Nel video pubblicato sul suo profilo Instagramil giovane racconta le ragioni che lo hanno portato a prendere questa decisione, rielaborando la sua esperienza in una riflessione personale sul significato stesso della montagna. “Ci vado per stare bene, per immergermi nella natura e godermi ciò che mi circonda. Concludere la Translagorai in condizioni non ottimali solo per poter dire di averla terminata? Non sono il tipo. Non vivo la montagna come una performance: per me significa trascorrere del tempo in tranquillità, in luoghi incontaminati, e apprezzare ogni momento del cammino. In questi giorni ho visto albe e tramonti pazzeschi e va bene così. Tornare indietro secondo me è stato un atto di consapevolezza e prudenza” spiega il content creator.  

 

Circa ottanta chilometri a 2000 metri, con tutto l’occorrente nel suo zaino. Cibo, tenda, abbigliamento adatto e materiale vario per girare i suoi video. Prima di partire aveva studiato il percorso e si era informato sulle le condizioni del tracciato: “Sapevo che nella parte nord avrei potuto trovare una situazione un po’ complicata però mi sentivo preparato, sia per esperienza sia per equipaggiamento. Quando ho percepito incertezza, ho ragionato un attimo e ho capito che non era il caso di andare oltre” continua Ballardini. 

 

Ma quanto è importante raggiungere l’obiettivo a tutti i costi? Arrivare in cima, scattare una foto e aggiungere una nuova vetta alla lista delle conquiste? Oggi la montagna viene spesso vissuta come una sfida, ed è proprio da questa riflessione che nasce il video pubblicato da Ballardini, nel quale il giovane creator ha voluto raccontare il suo modo di vivere l’ambiente montano: “Frequento la montagna da sempre e avevo tutto il necessario per continuare, ma ho preferito non rischiare – spiega il ragazzo trentino -. Non è indispensabile arrivare in cima.

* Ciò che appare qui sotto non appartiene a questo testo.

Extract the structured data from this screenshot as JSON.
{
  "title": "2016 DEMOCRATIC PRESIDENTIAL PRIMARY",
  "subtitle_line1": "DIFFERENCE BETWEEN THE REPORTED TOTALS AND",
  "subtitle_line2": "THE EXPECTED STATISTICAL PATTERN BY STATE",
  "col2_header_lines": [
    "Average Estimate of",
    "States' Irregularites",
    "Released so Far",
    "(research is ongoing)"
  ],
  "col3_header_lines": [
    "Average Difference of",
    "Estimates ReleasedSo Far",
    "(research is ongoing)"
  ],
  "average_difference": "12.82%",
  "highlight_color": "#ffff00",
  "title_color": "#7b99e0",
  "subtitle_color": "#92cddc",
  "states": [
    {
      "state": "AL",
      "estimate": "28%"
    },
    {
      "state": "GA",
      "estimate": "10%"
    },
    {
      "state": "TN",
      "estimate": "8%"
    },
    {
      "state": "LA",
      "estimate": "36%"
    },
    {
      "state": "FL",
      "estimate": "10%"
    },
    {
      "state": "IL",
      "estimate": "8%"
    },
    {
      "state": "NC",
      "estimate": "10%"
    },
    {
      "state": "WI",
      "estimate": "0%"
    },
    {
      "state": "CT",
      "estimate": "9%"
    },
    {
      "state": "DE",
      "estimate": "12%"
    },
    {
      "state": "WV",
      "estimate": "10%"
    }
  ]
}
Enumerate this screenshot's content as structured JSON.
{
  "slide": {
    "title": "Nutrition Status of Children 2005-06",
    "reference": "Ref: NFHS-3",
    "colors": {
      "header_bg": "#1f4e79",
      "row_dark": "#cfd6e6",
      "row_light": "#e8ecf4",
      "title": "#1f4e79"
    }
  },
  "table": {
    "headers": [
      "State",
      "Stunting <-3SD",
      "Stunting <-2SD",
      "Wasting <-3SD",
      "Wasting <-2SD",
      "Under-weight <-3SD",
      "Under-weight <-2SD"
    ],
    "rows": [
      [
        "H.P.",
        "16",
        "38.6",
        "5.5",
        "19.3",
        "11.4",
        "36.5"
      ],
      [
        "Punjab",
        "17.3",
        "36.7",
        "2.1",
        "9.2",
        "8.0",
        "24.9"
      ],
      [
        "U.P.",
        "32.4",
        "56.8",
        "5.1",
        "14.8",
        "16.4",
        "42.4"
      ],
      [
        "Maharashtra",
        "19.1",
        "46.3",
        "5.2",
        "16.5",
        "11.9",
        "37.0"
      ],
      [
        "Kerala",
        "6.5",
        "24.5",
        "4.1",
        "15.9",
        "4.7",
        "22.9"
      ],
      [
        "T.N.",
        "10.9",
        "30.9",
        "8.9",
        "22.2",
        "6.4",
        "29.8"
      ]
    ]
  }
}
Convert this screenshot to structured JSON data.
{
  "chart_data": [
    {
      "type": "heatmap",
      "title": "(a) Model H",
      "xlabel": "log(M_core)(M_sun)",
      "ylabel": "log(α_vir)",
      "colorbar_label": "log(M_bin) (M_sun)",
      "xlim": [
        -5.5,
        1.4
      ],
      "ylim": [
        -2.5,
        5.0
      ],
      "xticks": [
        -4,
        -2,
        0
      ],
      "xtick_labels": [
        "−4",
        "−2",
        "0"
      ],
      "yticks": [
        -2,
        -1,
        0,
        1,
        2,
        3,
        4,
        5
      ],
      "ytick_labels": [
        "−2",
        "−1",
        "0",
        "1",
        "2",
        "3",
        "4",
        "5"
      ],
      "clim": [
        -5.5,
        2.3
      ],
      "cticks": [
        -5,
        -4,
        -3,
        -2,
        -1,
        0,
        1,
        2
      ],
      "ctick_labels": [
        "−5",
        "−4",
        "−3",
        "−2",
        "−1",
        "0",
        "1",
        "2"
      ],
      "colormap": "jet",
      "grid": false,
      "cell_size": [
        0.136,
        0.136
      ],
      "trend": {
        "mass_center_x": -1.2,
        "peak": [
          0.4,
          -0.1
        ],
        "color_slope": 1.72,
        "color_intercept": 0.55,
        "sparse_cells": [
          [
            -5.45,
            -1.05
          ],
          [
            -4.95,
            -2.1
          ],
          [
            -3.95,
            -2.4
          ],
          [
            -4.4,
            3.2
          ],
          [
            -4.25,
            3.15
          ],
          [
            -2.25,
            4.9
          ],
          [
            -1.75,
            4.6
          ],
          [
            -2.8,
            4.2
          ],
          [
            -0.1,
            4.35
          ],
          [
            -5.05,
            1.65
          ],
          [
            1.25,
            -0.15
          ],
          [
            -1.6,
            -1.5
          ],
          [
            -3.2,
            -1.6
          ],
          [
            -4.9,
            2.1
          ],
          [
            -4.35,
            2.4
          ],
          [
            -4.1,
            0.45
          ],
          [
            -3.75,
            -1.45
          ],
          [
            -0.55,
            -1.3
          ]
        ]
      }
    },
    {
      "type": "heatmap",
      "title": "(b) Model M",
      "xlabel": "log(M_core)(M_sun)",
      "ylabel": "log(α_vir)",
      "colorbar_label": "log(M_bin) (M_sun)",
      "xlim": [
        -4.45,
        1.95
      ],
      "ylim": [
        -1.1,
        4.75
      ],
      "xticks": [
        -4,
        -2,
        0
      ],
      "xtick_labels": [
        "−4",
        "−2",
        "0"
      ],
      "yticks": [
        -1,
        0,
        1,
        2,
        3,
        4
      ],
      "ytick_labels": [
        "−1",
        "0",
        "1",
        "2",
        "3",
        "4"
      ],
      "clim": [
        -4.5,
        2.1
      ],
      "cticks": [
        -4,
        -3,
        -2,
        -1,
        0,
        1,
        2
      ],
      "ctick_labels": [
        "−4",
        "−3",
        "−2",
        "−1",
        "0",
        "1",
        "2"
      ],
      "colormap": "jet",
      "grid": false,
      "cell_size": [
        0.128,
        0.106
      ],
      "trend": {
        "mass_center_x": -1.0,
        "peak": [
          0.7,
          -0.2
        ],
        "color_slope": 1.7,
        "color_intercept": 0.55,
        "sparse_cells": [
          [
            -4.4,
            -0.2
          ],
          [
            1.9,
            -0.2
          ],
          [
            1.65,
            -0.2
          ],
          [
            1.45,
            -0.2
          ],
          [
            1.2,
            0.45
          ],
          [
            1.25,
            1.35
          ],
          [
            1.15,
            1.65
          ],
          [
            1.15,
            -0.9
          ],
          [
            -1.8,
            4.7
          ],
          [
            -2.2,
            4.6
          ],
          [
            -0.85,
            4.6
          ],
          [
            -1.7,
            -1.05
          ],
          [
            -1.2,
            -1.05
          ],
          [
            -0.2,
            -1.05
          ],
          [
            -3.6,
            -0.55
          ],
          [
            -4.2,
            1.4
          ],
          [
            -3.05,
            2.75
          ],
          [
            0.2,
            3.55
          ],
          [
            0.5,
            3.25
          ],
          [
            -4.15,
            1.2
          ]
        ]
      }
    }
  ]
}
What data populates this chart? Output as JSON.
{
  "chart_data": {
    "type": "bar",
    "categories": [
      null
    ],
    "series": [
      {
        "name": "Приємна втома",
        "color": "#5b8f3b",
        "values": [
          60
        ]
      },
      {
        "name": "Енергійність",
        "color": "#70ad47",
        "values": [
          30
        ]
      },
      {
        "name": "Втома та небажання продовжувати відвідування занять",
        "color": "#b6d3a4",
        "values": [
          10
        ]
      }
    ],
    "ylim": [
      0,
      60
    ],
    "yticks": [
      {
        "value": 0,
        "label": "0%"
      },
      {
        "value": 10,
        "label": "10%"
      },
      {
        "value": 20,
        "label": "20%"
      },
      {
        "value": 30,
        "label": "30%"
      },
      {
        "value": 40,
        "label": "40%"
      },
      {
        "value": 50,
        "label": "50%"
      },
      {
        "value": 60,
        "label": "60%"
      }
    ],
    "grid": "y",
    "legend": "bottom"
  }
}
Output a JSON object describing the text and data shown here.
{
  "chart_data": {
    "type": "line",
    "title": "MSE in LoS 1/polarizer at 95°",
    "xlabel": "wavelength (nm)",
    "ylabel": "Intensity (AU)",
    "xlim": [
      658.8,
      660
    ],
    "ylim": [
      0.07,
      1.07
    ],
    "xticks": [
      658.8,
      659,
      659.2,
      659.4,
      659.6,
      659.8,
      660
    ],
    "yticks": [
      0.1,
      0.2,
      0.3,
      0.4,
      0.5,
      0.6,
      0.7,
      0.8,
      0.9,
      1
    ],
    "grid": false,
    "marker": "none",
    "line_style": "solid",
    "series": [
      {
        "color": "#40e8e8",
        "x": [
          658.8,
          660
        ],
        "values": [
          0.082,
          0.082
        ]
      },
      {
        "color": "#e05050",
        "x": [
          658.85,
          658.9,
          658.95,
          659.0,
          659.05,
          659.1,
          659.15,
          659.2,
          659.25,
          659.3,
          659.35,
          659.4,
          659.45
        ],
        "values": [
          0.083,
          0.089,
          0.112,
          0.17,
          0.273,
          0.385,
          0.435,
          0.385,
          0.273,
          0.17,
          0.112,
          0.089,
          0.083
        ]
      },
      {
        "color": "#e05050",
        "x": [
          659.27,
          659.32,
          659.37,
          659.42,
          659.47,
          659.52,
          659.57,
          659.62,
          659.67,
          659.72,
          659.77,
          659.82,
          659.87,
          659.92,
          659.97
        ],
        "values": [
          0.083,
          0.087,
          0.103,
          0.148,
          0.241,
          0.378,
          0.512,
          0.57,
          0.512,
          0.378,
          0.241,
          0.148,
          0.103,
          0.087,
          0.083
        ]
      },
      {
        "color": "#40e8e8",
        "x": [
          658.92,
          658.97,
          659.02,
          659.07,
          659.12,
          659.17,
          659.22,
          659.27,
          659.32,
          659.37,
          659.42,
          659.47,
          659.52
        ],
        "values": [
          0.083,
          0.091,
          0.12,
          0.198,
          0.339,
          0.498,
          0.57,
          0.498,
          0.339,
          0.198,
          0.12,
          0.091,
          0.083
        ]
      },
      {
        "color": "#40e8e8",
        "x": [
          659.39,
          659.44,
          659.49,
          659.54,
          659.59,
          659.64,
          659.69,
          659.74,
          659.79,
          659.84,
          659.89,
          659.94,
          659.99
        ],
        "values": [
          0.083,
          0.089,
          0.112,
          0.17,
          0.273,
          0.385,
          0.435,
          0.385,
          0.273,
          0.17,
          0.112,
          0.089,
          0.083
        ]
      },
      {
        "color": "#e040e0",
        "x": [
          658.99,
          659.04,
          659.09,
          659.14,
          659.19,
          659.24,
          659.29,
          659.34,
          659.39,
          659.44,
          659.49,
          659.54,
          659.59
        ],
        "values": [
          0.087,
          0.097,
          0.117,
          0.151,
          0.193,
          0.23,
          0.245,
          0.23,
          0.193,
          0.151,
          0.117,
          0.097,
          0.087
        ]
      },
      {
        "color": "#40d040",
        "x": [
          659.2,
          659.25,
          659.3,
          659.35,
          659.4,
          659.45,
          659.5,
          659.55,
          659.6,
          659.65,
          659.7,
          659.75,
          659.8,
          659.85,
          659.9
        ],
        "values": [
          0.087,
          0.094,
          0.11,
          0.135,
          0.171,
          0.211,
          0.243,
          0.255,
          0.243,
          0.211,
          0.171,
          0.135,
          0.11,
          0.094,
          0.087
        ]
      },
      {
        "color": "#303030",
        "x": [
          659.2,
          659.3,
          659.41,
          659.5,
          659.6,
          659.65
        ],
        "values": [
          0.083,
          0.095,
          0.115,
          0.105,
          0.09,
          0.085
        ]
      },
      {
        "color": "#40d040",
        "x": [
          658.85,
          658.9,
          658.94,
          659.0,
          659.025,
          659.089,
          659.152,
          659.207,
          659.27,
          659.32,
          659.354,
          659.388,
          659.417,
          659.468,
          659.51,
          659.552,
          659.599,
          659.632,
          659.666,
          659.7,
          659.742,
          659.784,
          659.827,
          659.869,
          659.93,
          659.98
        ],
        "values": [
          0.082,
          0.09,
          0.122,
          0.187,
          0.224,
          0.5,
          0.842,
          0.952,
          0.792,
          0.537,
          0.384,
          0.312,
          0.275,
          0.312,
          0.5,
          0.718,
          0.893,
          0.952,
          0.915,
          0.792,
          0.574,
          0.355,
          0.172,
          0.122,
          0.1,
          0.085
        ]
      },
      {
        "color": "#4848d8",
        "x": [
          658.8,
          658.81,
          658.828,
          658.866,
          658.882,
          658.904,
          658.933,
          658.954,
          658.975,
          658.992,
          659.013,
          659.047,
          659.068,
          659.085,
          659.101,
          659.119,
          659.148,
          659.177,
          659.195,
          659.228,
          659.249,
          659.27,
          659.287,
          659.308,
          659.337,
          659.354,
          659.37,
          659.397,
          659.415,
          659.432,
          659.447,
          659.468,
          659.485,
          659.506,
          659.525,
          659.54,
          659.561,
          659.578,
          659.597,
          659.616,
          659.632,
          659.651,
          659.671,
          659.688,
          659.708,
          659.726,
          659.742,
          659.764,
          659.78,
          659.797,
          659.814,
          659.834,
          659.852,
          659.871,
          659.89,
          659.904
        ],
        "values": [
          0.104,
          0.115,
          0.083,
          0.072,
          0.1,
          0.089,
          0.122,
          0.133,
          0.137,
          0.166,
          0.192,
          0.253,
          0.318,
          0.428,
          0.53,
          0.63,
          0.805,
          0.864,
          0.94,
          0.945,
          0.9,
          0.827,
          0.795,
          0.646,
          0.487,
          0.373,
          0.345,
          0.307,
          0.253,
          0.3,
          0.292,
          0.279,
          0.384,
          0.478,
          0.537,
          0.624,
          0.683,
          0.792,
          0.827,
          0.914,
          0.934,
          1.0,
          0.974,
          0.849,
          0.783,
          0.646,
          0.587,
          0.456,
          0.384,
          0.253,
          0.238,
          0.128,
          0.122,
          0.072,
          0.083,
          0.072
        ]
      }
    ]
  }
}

Se le condizioni non lo permettono, si può tornare indietro senza considerarlo un fallimento. Significa essere consapevoli delle proprie capacità e dei rischi che si stanno affrontando. Rinunciare ad una cima non è una sconfitta”. 

 

Un messaggio che Ballardini ha scelto di condividere anche perché sempre più persone si avvicinano a questo mondo: “Ho voluto mostrare che esistono diversi modi di vivere la montagna e che la prudenza può essere una scelta tanto importante quanto raggiungere una meta” racconta sempre il giovane videomaker.

 

Ad oggi, Giulio Ballardini conta 68.100 follower, una cifra significativa. I suoi contenuti mostrano avventure e paesaggi mozzafiato, ma non solo: sono in molti a ringraziarlo nei commenti per il senso di coraggio e ispirazione che riesce a trasmettere attraverso ciò che condivide.  “Se mi aspettavo un riscontro del genere? Decisamente no. Ho sempre amato condividere foto e video, ma è solo da novembre che ho iniziato a farlo con continuità. Mi sono laureato in Economia e Management, ma la vita da scrivania e computer non faceva per me: ho scelto di seguire le mie passioni e intraprendere un nuovo percorso, imboccare un nuovo sentiero”.  

 

E la prossima avventura? È già alle porte: “Il 14 giugno partirò per attraversare l’Italia in bicicletta -racconta Ballardini -. L’obiettivo non sarà quello di visitare le mete più conosciute, bensì di scoprire un Paese più autentico. Vorrei mostrare un’Italia nascosta e silenziosa, lontana dalle solite vie turistiche. Mi lascerò guidare dai consigli delle persone che incontrerò lungo il percorso e di chi mi segue sui social, per scegliere dove fermarmi, mangiare e cosa visitare. E magari, strada facendo, troverò anche qualche nonna pronta ad accogliermi e a condividere un pezzo della sua storia".